"The proportion of students seeing great risk from using marijuana regularly fell during the rise in use in the 1970s, and again during the subsequent rise in the 1990s. Indeed, at 10th and 12th grades, perceived risk declined a year before use rose in the upturn of the 1990s, making perceived risk a leading indicator of change in use. (The same may have happened at 8th grade as well, but we lack data starting early enough to know.) The decline in perceived risk halted in 1996 in 8th and 10th grades; the increases in use ended a year or two later, again making perceived risk a leading indicator. From 1996 to 2000, perceived risk held fairly steady and the decline in use in the upper grades stalled.
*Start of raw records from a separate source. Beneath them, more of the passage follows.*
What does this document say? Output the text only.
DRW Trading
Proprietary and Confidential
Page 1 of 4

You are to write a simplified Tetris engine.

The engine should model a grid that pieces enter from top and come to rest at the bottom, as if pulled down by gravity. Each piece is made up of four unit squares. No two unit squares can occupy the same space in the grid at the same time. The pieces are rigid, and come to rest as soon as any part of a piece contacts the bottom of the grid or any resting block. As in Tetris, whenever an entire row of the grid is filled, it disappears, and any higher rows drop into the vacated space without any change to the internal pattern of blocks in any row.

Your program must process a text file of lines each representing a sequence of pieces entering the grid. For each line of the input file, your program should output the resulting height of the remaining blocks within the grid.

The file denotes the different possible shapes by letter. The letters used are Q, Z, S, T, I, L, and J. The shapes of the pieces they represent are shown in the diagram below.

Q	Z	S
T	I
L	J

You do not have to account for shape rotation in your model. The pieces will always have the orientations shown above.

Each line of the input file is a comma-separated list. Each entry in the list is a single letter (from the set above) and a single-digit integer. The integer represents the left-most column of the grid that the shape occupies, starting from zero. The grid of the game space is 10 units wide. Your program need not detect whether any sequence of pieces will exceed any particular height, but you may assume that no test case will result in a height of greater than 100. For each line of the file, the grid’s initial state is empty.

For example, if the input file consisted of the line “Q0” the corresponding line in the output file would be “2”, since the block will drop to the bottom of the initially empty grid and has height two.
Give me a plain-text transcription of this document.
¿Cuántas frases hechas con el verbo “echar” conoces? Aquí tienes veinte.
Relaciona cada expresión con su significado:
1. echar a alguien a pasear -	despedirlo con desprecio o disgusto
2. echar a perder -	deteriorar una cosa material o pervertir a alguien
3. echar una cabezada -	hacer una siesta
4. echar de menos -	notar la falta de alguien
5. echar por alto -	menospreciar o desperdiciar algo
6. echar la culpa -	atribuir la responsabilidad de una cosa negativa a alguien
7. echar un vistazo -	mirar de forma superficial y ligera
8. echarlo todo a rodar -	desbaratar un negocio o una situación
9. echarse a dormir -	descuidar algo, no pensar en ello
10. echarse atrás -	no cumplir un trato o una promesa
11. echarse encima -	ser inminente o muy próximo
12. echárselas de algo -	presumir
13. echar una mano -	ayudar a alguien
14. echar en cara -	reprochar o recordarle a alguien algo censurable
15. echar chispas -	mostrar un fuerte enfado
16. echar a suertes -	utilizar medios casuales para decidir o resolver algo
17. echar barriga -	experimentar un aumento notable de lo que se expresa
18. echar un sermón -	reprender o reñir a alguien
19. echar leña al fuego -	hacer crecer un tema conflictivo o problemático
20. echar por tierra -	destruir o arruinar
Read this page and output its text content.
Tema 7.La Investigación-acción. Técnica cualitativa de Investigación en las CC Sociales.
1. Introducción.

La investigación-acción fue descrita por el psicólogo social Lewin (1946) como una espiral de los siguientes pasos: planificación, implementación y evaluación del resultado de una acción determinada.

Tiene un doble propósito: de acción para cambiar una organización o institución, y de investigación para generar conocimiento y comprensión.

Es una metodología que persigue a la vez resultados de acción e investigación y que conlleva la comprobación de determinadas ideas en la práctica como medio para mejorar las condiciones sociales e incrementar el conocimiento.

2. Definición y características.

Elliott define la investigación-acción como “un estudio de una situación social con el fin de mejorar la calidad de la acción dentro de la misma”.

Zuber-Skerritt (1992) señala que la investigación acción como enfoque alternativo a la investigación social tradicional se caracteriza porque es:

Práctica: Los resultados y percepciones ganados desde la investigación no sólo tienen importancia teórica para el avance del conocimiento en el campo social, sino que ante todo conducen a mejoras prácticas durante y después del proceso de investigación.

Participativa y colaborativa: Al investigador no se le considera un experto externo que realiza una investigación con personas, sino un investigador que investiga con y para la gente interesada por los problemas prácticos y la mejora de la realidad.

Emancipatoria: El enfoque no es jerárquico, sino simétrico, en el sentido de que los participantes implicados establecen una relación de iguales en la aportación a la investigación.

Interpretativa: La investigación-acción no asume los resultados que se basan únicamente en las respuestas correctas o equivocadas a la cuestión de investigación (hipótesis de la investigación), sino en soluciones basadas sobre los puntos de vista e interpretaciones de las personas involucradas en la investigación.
After some decline prior to 2002, perceived risk increased in all grades through 2004 as use decreased. Perceived risk fell after 2004 and 2005 in 8th and 12th grades respectively, (and since 2008 in 10th grade) presaging the more recent increase in use. In 2011 perceived risk continued to decline in grades 10 and 12 and leveled in grade 8."

Source

Johnston, L. D., O’Malley, P. M., Bachman, J. G., & Schulenberg, J. E. (2012). Monitoring the Future national results on adolescent drug use: Overview of key findings, 2011. Ann Arbor: Institute for Social Research, The University of Michigan, p. 12.